Often, I find myself thinking of the past, how I would change certain things about it, and how I would have done things differently, yet if I spend all of my energy focusing on what I cannot change, I am wasting precious moments of my life where I can make a difference. As hard as it is, leave the past in the past. It is a part of you, but it does not define you, nor does it deserve any energy from you.

My Best Advice

Worrying about something that you can’t change is very common human behavior, however, it will get you nowhere. When you find yourself slipping into thinking about things that you are not able to change, then acknowledge that you are feeling a certain way and then let it go. Remind yourself that you are focusing on working towards things in your life that you currently have the power to influence.

Whatever you are worrying about today, know that things tend to happen for a reason, things happen for life to fall into place, and things happen for you to grow as a person, whatever you are worrying about today, know that the past is in the past and the present needs your attention. Though difficult, may this be a gentle reminder to put your thoughts, time, and energy into what you can control. Many blessings to you all!

A Comforting Word

I was talking with my mom the other day letting her know that I had some concerns about the future. Normal worries like where we would all end up living, worries about family, just the uncertainty of the future in general.

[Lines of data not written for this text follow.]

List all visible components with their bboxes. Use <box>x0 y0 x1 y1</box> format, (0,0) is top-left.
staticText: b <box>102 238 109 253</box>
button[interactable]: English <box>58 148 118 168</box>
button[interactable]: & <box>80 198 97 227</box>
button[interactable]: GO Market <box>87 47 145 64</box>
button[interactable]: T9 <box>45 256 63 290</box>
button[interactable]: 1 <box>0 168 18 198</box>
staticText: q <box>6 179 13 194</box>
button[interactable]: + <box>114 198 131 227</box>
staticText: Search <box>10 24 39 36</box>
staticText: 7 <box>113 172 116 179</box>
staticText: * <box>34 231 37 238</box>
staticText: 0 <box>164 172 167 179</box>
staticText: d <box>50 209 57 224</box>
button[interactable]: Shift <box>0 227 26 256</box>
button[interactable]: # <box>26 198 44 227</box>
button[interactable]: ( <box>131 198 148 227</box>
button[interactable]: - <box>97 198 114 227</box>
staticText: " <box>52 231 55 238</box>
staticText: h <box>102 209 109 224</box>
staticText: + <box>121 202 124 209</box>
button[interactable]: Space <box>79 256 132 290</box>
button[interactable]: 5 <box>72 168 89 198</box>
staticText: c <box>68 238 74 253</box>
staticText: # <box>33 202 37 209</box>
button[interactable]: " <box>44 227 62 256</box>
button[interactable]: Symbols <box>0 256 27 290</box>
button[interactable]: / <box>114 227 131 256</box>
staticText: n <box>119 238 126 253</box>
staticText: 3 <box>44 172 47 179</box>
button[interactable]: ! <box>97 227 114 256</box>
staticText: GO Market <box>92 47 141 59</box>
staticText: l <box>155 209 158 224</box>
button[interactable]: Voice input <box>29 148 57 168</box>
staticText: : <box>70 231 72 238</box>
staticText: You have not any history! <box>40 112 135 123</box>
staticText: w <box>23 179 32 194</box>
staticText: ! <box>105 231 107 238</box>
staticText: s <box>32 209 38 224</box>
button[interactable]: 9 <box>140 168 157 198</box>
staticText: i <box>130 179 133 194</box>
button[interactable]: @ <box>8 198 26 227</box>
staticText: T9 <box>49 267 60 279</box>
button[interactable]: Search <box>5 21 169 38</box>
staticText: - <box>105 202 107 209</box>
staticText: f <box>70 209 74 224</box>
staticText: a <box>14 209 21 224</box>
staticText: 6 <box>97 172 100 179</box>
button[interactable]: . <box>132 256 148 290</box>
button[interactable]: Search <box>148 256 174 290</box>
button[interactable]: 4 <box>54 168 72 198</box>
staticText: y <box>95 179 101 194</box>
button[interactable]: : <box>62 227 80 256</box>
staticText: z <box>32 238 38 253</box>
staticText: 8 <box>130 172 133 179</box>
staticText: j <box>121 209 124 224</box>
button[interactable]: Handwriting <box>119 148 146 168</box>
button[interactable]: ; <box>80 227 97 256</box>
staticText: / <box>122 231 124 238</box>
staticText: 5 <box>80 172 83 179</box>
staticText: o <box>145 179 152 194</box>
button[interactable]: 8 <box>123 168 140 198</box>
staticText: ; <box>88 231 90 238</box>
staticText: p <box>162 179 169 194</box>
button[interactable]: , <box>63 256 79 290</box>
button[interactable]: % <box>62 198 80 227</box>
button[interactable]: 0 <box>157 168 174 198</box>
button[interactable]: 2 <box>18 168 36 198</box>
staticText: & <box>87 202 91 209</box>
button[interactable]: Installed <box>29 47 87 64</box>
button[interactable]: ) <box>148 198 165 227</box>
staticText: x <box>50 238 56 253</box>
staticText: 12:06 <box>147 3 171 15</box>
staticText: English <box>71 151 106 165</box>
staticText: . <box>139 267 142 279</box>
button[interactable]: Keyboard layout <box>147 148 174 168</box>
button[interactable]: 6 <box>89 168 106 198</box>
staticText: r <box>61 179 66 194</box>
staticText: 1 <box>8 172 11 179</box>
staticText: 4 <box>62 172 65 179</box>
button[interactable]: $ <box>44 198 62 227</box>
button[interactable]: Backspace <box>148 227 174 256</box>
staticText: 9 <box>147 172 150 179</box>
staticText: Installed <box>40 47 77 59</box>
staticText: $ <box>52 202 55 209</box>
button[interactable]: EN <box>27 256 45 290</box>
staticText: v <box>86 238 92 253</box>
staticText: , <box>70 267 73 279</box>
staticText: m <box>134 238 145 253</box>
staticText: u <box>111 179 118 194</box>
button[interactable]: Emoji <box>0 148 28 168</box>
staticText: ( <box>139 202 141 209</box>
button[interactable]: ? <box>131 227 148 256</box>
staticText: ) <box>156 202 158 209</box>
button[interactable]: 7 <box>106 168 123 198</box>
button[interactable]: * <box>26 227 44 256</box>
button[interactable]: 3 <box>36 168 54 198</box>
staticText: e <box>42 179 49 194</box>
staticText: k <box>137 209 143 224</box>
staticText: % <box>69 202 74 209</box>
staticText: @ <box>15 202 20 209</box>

That’s just it, the future is uncertain for everyone, nonetheless, my mother was a listening ear for me as I vented my worries. She listened carefully to what I had to say and then her response left me instantly feeling better.

My mom told me two things. One, “try not to worry about the future, we need to focus on the here and now.” Two, “everything is going to work out and it will be okay.” The first reply is something that we all know to be true, yet sometimes we need a reminder. The second reply is something that we don’t know for sure to be true, so why was it comforting?

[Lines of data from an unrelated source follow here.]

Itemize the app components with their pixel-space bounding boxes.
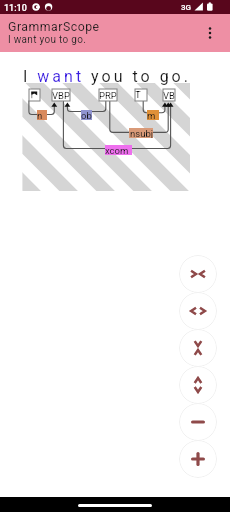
staticText: VBP: [52, 90, 70, 101]
button[interactable]: Zoom out: [179, 403, 217, 441]
staticText: 3G: [181, 3, 191, 12]
staticText: xcomp: [105, 145, 132, 155]
button[interactable]: VBP: [52, 89, 70, 101]
staticText: PRP: [99, 90, 117, 101]
button[interactable]: More options: [198, 21, 222, 45]
button[interactable]: ma: [147, 110, 159, 120]
staticText: ns: [37, 110, 47, 120]
staticText: obj: [81, 110, 92, 120]
button[interactable]: [29, 89, 40, 101]
button[interactable]: TO: [135, 89, 147, 101]
staticText: 11:10: [4, 3, 27, 14]
button[interactable]: Expand vertically: [179, 366, 217, 404]
button[interactable]: PRP: [99, 89, 117, 101]
button[interactable]: nsubj: [129, 128, 153, 138]
staticText: VB: [163, 90, 175, 101]
button[interactable]: obj: [81, 110, 92, 120]
staticText: GrammarScope: [8, 20, 100, 34]
staticText: I want you to go.: [8, 34, 87, 46]
button[interactable]: Expand horizontally: [179, 292, 217, 330]
button[interactable]: ns: [37, 110, 47, 120]
button[interactable]: xcomp: [105, 145, 132, 155]
button[interactable]: Zoom in: [179, 440, 217, 478]
staticText: TO: [135, 89, 147, 101]
staticText: ma: [147, 110, 159, 120]
button[interactable]: Collapse horizontally: [179, 255, 217, 293]
button[interactable]: Collapse vertically: [179, 329, 217, 367]
staticText: I want you to go.: [23, 67, 191, 86]
button[interactable]: VB: [163, 89, 175, 101]
staticText: nsubj: [130, 128, 153, 138]
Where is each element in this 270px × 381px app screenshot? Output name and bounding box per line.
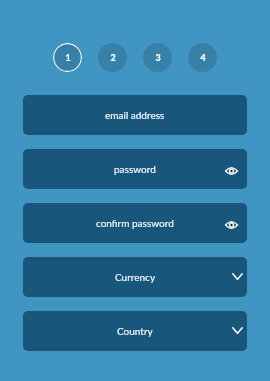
button[interactable]: Expand (232, 327, 243, 335)
other: Show password (225, 220, 238, 230)
button[interactable]: Show password (225, 163, 238, 176)
staticText: Currency (115, 271, 156, 283)
button[interactable]: email address (23, 95, 247, 135)
button[interactable]: Expand (232, 273, 243, 281)
button[interactable]: Currency (23, 257, 247, 297)
button[interactable]: Country (23, 311, 247, 351)
button[interactable]: Show password (225, 217, 238, 230)
button[interactable]: Step 2 (98, 43, 127, 72)
staticText: email address (105, 109, 165, 121)
staticText: password (114, 163, 156, 175)
other: Expand (232, 273, 243, 280)
staticText: confirm password (96, 217, 174, 229)
staticText: 4 (200, 52, 206, 63)
staticText: 3 (155, 52, 161, 63)
other: Show password (225, 166, 238, 176)
staticText: 1 (65, 52, 71, 63)
staticText: 2 (110, 52, 116, 63)
button[interactable]: Step 1 (53, 43, 82, 72)
staticText: Country (117, 325, 153, 337)
button[interactable]: Step 4 (188, 43, 217, 72)
button[interactable]: confirm password (23, 203, 247, 243)
button[interactable]: Step 3 (143, 43, 172, 72)
button[interactable]: password (23, 149, 247, 189)
other: Expand (232, 327, 243, 334)
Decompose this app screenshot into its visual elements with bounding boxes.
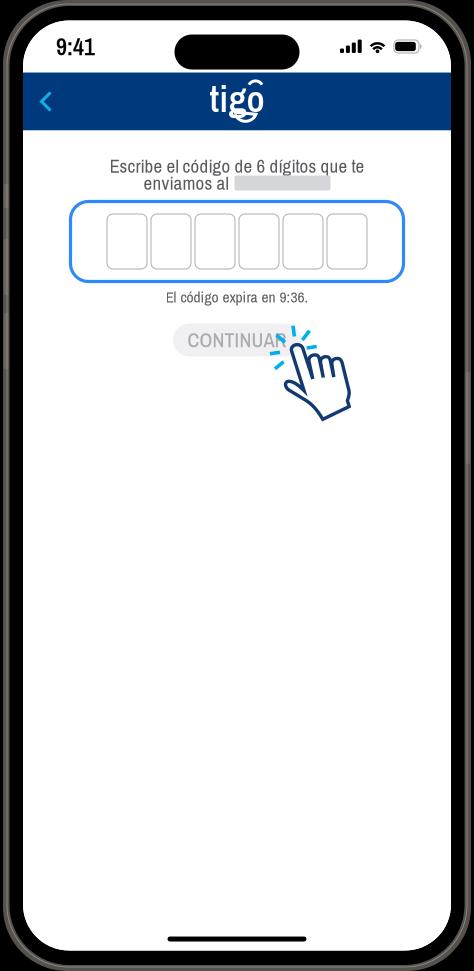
button[interactable]: CONTINUAR	[173, 324, 301, 356]
staticText: enviamos al	[144, 170, 228, 196]
staticText: 9:41	[56, 30, 95, 63]
staticText: El código expira en 9:36.	[166, 287, 308, 307]
button[interactable]: Back	[23, 72, 69, 130]
staticText: CONTINUAR	[188, 326, 286, 353]
staticText: Escribe el código de 6 dígitos que te	[110, 153, 364, 179]
staticText: tigo	[210, 73, 264, 124]
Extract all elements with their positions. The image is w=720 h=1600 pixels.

Words have so much power over us, they can make or break us. When we are spiraling down and overcome with emotions, we look to what others have to say to calm our deepest fears. Those little words, “it will be okay,” meant everything to me at this moment.

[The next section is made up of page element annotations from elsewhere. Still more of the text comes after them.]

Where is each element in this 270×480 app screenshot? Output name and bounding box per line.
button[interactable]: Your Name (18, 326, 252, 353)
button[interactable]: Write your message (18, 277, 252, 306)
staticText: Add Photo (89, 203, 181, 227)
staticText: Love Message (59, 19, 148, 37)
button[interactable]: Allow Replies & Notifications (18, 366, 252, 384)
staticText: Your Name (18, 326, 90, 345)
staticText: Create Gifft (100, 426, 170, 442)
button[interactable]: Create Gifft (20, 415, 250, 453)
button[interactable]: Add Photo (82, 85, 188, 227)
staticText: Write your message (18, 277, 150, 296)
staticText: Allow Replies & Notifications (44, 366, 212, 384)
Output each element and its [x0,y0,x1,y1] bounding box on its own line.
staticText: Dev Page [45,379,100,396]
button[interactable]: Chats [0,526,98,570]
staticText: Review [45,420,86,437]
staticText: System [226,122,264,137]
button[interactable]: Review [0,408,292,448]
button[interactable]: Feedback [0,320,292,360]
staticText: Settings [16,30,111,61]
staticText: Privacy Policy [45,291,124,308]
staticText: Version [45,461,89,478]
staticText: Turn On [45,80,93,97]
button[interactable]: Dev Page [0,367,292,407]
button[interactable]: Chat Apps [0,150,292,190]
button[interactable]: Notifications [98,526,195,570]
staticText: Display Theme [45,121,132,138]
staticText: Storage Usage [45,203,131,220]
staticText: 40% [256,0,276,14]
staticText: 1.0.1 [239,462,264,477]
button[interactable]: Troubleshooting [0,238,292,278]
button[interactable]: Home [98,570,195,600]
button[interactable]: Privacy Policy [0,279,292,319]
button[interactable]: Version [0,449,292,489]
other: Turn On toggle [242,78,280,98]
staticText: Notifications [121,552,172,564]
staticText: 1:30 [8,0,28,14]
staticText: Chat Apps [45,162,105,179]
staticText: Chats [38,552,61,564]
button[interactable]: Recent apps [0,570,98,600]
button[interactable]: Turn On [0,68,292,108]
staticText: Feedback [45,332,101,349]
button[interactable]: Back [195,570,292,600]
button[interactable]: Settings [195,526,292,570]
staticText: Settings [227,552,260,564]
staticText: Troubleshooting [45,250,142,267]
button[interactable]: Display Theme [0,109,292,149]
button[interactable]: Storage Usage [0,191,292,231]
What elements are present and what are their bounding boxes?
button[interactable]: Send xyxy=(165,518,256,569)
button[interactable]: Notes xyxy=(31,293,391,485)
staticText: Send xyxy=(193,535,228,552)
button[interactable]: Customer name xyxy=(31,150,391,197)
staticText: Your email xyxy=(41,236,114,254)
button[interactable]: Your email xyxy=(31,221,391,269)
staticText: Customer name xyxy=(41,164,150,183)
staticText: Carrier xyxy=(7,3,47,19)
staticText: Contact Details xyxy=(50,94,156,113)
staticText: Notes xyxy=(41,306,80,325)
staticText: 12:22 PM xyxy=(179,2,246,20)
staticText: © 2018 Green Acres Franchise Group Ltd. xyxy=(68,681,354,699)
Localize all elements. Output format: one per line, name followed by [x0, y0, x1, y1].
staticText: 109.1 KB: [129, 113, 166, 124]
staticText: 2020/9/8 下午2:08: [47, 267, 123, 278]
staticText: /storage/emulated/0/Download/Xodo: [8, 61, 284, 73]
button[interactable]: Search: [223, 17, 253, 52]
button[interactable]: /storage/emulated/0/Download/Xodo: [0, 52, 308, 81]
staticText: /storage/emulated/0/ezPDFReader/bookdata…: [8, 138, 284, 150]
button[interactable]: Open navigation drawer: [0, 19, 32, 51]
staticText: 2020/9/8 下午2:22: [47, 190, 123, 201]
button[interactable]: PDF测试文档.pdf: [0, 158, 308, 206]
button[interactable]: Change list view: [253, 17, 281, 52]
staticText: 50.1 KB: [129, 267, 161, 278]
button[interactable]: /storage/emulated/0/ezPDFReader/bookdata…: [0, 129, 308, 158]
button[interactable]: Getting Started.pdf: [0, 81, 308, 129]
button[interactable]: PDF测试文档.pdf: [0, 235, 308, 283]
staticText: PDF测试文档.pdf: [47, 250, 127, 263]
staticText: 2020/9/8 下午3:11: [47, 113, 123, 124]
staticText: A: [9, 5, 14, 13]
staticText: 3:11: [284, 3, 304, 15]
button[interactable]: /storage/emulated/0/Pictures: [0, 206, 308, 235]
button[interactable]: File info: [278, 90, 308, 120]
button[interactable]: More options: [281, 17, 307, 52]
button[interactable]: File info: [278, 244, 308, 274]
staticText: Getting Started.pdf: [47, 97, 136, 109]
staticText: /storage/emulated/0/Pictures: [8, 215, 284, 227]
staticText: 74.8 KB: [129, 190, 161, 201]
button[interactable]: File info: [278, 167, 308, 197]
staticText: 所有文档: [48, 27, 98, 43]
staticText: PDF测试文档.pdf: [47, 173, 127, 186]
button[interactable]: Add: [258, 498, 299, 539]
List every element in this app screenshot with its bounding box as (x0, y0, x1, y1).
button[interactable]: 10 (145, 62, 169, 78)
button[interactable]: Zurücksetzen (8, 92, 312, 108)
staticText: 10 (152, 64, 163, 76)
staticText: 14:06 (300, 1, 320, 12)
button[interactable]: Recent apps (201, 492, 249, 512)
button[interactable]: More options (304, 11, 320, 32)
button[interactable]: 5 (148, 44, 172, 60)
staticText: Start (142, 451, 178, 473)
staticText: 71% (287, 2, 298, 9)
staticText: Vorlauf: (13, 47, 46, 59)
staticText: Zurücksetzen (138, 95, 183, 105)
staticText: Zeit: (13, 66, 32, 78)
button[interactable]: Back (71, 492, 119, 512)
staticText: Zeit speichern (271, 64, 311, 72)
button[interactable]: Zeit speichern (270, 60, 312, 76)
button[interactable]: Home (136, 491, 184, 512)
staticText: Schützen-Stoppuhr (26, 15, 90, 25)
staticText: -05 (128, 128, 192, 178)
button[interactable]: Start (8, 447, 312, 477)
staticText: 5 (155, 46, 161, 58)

Our brains work in mysterious ways, if we think logically, we know that it is not certain that everything will be okay. We can be positive, and we can look back on past experiences and realize that most of the time everything did end up being okay, but we know logically that this may not be true.

The words were comforting regardless. Why? Well, because someone told us so and we are more inclined to listen to others than we are to ourselves. Hearing it from someone else makes it a reality and brings back that hope that all is not lost.

For those of you struggling to make ends meet, struggling with mental or physical health, finances, feeling burned out, relationship issues, or issues related to work and unemployment, I want to be that person that tells you that it will all be okay, keep shining and going strong, it will all work out in the end. This is just a little roadblock and what is beyond this bump in the road is more beautiful than we could ever imagine!